The Serb and the Croat continue to fight throughout the course of the film. The doctor takes home a Bosnian Muslim couple. The headmaster's son gets on the wrong plane home and finds himself on the front-line in Bosnia. He rescues a small boy who he then takes home with him, and the MP's daughter marries her refugee - for love or to help him stay legally in England?

Regardless of writer-director Jasmin Dizdar's intentions, his attempts to highlight the Bosnian conflict and how it affected and still affects those in London is shockingly banal, with a cast of wafer-thin stereotypes enacting a series of farcical episodes connected by this one theme. And despite Dizdar being commissioned to write specifically on the issue, it is sidelined; the Bosnian conflict is reduced to a narrative device.

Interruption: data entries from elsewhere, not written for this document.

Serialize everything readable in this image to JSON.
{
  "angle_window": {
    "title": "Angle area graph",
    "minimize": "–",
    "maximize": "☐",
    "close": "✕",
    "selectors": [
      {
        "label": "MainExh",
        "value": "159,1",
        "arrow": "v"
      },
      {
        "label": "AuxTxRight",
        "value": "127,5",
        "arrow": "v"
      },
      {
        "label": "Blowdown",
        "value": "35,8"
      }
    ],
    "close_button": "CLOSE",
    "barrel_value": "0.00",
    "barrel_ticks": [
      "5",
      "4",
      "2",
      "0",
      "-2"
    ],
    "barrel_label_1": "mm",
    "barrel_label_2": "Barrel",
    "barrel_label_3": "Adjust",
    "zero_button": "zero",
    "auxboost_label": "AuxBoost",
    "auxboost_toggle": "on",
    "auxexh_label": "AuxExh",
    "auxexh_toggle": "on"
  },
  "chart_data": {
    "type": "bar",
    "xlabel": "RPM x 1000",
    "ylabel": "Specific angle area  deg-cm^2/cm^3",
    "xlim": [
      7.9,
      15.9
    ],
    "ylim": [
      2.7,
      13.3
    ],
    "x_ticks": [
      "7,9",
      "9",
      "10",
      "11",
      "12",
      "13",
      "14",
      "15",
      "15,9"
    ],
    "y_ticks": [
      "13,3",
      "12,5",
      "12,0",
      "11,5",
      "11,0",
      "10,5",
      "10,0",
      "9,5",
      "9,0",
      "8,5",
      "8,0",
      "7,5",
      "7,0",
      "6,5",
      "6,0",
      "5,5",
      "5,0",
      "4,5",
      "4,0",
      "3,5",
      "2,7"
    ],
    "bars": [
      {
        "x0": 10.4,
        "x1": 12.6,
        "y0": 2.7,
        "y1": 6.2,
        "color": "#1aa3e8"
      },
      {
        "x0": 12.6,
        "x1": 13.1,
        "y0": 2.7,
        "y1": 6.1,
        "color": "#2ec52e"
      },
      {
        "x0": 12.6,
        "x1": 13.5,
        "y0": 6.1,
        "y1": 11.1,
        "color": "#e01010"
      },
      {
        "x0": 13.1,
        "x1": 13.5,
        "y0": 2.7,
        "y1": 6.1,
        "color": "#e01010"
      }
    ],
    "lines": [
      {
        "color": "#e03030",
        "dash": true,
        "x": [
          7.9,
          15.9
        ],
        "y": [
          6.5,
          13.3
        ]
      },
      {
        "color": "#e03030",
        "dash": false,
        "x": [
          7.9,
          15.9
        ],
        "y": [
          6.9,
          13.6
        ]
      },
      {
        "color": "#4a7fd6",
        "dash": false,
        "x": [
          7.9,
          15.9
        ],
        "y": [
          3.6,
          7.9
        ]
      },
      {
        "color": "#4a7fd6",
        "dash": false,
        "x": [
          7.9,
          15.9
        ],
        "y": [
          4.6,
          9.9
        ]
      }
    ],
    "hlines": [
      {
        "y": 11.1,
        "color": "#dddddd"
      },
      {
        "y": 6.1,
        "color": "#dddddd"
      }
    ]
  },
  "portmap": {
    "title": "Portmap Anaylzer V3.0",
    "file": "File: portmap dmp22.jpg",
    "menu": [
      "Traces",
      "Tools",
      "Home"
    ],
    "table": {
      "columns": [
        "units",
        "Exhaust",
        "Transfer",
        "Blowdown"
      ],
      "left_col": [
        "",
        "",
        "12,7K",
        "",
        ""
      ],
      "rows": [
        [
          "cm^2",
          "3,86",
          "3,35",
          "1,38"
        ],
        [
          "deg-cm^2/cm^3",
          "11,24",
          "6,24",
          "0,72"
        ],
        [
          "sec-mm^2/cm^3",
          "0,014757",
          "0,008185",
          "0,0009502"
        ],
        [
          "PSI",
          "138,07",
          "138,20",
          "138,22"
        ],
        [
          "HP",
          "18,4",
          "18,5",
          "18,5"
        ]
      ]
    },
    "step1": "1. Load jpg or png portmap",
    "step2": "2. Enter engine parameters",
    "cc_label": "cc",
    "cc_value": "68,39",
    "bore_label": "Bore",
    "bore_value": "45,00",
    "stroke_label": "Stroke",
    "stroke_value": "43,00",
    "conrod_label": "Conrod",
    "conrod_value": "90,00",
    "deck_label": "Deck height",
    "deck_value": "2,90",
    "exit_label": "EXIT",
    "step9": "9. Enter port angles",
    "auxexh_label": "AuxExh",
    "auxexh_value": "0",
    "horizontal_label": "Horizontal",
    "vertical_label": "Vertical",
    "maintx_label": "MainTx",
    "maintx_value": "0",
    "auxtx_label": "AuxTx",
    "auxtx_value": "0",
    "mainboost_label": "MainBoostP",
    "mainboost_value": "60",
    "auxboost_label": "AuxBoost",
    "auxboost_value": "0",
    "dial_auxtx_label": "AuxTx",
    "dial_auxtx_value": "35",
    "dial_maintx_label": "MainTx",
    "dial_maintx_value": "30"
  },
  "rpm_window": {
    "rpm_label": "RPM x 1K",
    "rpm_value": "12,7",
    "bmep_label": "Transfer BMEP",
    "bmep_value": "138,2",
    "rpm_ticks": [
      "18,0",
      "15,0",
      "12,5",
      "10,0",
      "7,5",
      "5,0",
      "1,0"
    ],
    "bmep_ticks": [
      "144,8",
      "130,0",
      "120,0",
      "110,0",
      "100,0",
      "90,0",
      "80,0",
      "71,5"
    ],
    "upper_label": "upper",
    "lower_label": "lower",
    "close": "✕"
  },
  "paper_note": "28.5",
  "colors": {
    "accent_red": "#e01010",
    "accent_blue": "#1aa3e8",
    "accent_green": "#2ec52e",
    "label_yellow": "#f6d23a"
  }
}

This culminates in a bizarre attempt to traverse the geographical boundaries and make a physical connection between Bosnia and London (in the form of a drunken football hooligan who inadvertently ends up part of an aid mission) which requires suspension of all disbelief, if you have the patience to even get this far.

Sadly, what started out as an interesting premise becomes a badly acted, badly written and badly directed attempt at a whirlwind comedy. All Dizdar manages to do in the course of these 107 minutes is simply display to us his admiration for Bosnian director Emir Kusturica and precious little else.